Center Jordan Rae said the change in mood around the team was the most noticeable thing that changed leading up to it.
"It was with the whole group," Rae said. "All last week we just stressed having fun. Being focused, have having fun doing what we do. We came out there, everyone was focused and it showed."
But Rae and others also acknowledged this week that beating up on a struggling Memphis team is hardly the level of competition they will face opposite Tulsa.
The Golden Hurricane feature the nation's fifth-leading tackler on defense in linebacker Curnelius Arnick (94 tackles in seven games) and an offense that in four conference games has scored over 30 points and has an average winning margin of 23.5 points.
UCF safety Kemal Ishmael said he feels like the Knights defense is ready for the challenge and turned a big corner last week with the defensive line matching a season-best three sacks. That, he said, is going to be particularly important against Tulsa's fast-paced offense.
"We're just like any other team, when you have a good pass rush, it makes it way easier because we don't have to cover longer and forces the quarterback to make decisions that he doesn't want to make," Ishmael said. "...With the quick passes and deep passes that they do, we want them to make bad decisions and throw the ball earlier than he wants to."
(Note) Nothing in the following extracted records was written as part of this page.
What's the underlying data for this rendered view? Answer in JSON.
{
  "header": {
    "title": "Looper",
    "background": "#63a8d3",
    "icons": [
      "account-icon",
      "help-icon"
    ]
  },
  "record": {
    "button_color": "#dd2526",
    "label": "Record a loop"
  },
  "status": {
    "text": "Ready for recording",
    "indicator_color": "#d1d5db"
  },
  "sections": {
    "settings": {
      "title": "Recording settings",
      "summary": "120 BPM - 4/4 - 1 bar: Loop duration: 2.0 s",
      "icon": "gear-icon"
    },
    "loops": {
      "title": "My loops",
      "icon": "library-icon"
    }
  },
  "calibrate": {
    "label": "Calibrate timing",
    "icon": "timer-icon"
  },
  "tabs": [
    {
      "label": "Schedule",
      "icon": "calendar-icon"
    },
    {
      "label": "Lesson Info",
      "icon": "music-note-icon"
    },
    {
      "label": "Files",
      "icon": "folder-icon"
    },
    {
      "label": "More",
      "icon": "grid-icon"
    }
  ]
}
O'Leary said though Tulsa has a first-year coach in Blankenship, many of the same tendencies they've had in their previous four matchups _ which are tied at 2-2 _ still exist.
"They are pretty much the same offense they've been in the past. They have good skill kids," O'Leary said. "Defensively, they made a change from a 50 front to a 40 front. So it's a matter of us going out there and executing on all cylinders. I expect a whale of a game."
What could be dangerous UCF is the Golden Hurricane's active secondary, which boasts a league-high 13 interceptions.
Knights' quarterback Jeff Godfrey broke out of a recent slump against Memphis and completed 14 of 20 passes. But he also has as many interceptions as touchdowns (three) in 2011.
He has gotten help the past two games thanks to big games from redshirt freshmen receivers Josh Reese and J.J. Worton. But Godfrey also got back to running the ball more against the Tigers and may do more of the same against Tulsa.
That's something Blankenship said he is preparing his team for, though.
"They are probably one of the more traditional offenses in the East Division...they're not a spread (team)," he said. "They will shift and use tight ends and really focus in on the running game and then try to sting you with play action. Coach O'Leary has been doing that for a long time."